(1994; 52 pages)
Background of the project
Postpartum haemorrhage (PPH) is still one of the most common causes of maternal death, especially in third world countries (1,2,3). In these countries emergency referral in cases of severe bleeding is difficult to arrange, so its prevention and management at all levels of obstetric care is vital. For prevention and management of PPH, the use of oxytocics in the postpartum period is advocated (4). Oxytocin is the preferred drug in the prevention and management of blood loss after childbirth (3,5). In tropical climates drugs need to be stable, and when they are used by untrained people the route of administration should be simple. Therefore, the use of oral oxytocic drugs [oral ergometrine (E), methylergometrine (ME), buccal oxytocin (OT) and buccal desamino-oxytocin (DOT)], with a favourable effect on both blood loss and maternal morbidity and mortality, was regarded as a possible solution to these problems in tropical countries.

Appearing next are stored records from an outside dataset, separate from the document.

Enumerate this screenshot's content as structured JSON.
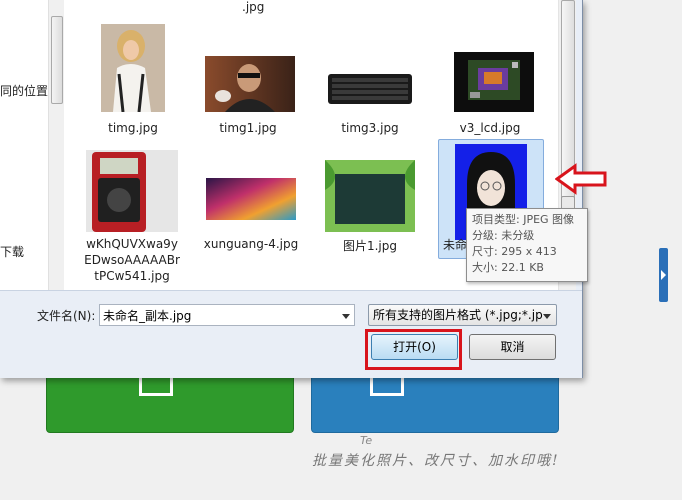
{
  "left_pane": {
    "line1": "同的位置",
    "line2": "下载"
  },
  "files": {
    "top_partial": ".jpg",
    "items": [
      {
        "name": "timg.jpg"
      },
      {
        "name": "timg1.jpg"
      },
      {
        "name": "timg3.jpg"
      },
      {
        "name": "v3_lcd.jpg"
      },
      {
        "name_lines": [
          "wKhQUVXwa9y",
          "EDwsoAAAAABr",
          "tPCw541.jpg"
        ]
      },
      {
        "name": "xunguang-4.jpg"
      },
      {
        "name": "图片1.jpg"
      },
      {
        "name": "未命名_副本.jpg",
        "selected": true
      }
    ]
  },
  "tooltip": {
    "type": "项目类型: JPEG 图像",
    "rating": "分级: 未分级",
    "dimensions": "尺寸: 295 x 413",
    "size": "大小: 22.1 KB"
  },
  "bottom": {
    "filename_label": "文件名(N):",
    "filename_value": "未命名_副本.jpg",
    "filetype_value": "所有支持的图片格式 (*.jpg;*.jp",
    "open_label": "打开(O)",
    "cancel_label": "取消"
  },
  "background": {
    "handwriting": "批量美化照片、改尺寸、加水印哦!",
    "mark": "Te"
  },
  "colors": {
    "highlight_red": "#d8141c",
    "selection": "#cde3f8",
    "tile_green": "#2f9a2c",
    "tile_blue": "#2a80bd"
  },
  "icons": [
    "red-arrow-icon",
    "dropdown-arrow-icon",
    "side-panel-toggle-icon"
  ]
}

The stability of preparations under tropical conditions is not normally investigated during manufacturers' stability studies; and if it is, the results are not readily available. In third world countries, it is often practically and/or economically impossible to protect pharmaceutical preparations from the harmful effects of high temperatures and high relative humidity during transportation, storage and use. Protection against the heat is only possible by storing products in cooled storage rooms or refrigerators. More often than not, this is impossible (6,7). Use of humidity-resistant packaging, which could protect the drug until the moment of consumption, is too expensive for general use in developing countries (up to one third of the price of the unpacked drug) (8). Thus, as soon as a sealed container is opened, humidity can penetrate and accelerate physical, chemical, as well as microbiological deterioration and affect the stability of the drug.
Recent reports and stability studies of injectable oxytocics have shown a remarkable degree of instability on exposure to increased temperatures and exposure to light (9-12); injectable E and ME, in particular, are unstable under (simulated) tropical conditions. Moreover, large differences in potency and stability between the various brands and formulations seem to be more important than the differences between ergometrine and methylergometrine. Under tropical conditions, injectable oxytocin is more stable than injectable (methyl)ergometrine (13).
Almost nothing is known about the stability of ergometrine, methylergometrine or oxytocin tablets under tropical conditions. Recommendations for storage of ergometrine and methylergometrine tablets all advise the use of well-sealed containers for ergometrine tablets and tight, light resistant containers for methylergometrine tablets. General storage temperature recommendations indicate storage at a temperature not exceeding 8°C (6,9,14) and not exceeding 25°C for oxytocin (15). We assumed that the stability of tablets would be better than the stability of ampoules. The absence of stability data on tablets in both temperate and tropical climates meant that a stability study of oxytocic tablets under (simulated) tropical conditions was needed.
The aim of the investigation was to examine the stability of ergometrine, methyl-ergometrine, oxytocin and desamino-oxytocin tablets, in order to determine whether it would be feasible to replace the parenteral route of oxytocics by these drugs. The stability of the compounds was assessed by an experimental shelf-life methodology.